Officials at the New York Department of Financial Services have shown an early sign of comfort with efforts by China Oceanwide Holdings Group Co. Ltd. to acquire Genworth Financial Inc.
The department looked into the possibility of China Oceanwide becoming the parent of Genworth Life Insurance Company of New York, one of Genworth’s subsidiaries.
The department told Genworth that, based on a preliminary review of China Oceanwide, “there is no reason to believe that China Oceanwide is an unsuitable controlling owner of GLICNY,” Genworth said earlier this week.
Related: China Oceanwide agrees to pay $2.7 billion for Genworth
In related news, Genworth said it added $116 million in statutory reserves at its Genworth Life and Annuity Insurance Company unit in the fourth quarter of 2016 to support universal life products with secondary benefits guarantees. The company expects to add $95 million per year to the reserves for the next two years, mainly because of new information about how long older policyholders might live.
Genworth said it has a $1.5 billion margin for long-term care insurance at its Genworth Life Insurance Company unit, but a negative statutory margin of about $400 million for the LTCI business at GLICNY. For GLICNY, another method for calculating the margin came up with a negative margin of just $110 million.
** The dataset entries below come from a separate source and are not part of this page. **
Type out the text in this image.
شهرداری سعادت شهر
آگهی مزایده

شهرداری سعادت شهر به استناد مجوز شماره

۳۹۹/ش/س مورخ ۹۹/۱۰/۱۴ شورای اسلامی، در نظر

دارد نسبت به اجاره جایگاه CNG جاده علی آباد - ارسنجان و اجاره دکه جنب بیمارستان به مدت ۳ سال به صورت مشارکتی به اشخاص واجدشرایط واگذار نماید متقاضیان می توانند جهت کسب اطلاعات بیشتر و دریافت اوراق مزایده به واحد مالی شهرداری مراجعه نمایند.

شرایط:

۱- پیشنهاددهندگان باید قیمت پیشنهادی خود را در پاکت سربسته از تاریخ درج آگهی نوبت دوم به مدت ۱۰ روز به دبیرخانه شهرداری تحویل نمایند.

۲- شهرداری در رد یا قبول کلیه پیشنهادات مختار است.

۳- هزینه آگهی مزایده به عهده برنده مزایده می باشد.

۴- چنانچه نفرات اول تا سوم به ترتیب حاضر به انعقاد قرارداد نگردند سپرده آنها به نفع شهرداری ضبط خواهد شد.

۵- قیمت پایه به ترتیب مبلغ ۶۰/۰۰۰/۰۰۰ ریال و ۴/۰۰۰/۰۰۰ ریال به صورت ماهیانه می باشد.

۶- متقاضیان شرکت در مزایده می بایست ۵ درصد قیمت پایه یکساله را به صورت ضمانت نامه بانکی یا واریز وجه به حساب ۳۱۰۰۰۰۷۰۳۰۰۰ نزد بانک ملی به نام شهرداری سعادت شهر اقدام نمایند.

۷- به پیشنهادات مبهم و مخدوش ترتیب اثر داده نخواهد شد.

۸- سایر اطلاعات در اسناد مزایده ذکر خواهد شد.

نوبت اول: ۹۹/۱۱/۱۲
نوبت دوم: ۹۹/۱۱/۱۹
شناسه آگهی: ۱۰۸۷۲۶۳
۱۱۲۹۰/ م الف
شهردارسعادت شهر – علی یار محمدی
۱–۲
Genworth did not add cash to its LTCI statutory reserves, the company said.
China Oceanwide, a Beijing-based real estate development and financial services firm, announced plans in October to acquire Genworth for about $2.7 billion in cash. China Oceanwide also promised to provide a $525 million cash infusion for Genworth and $600 million in cash the Richmond, Virginia-based insurer can use to refinance or retire notes set to mature in 2018.
Genworth shareholders will vote on the deal March 7.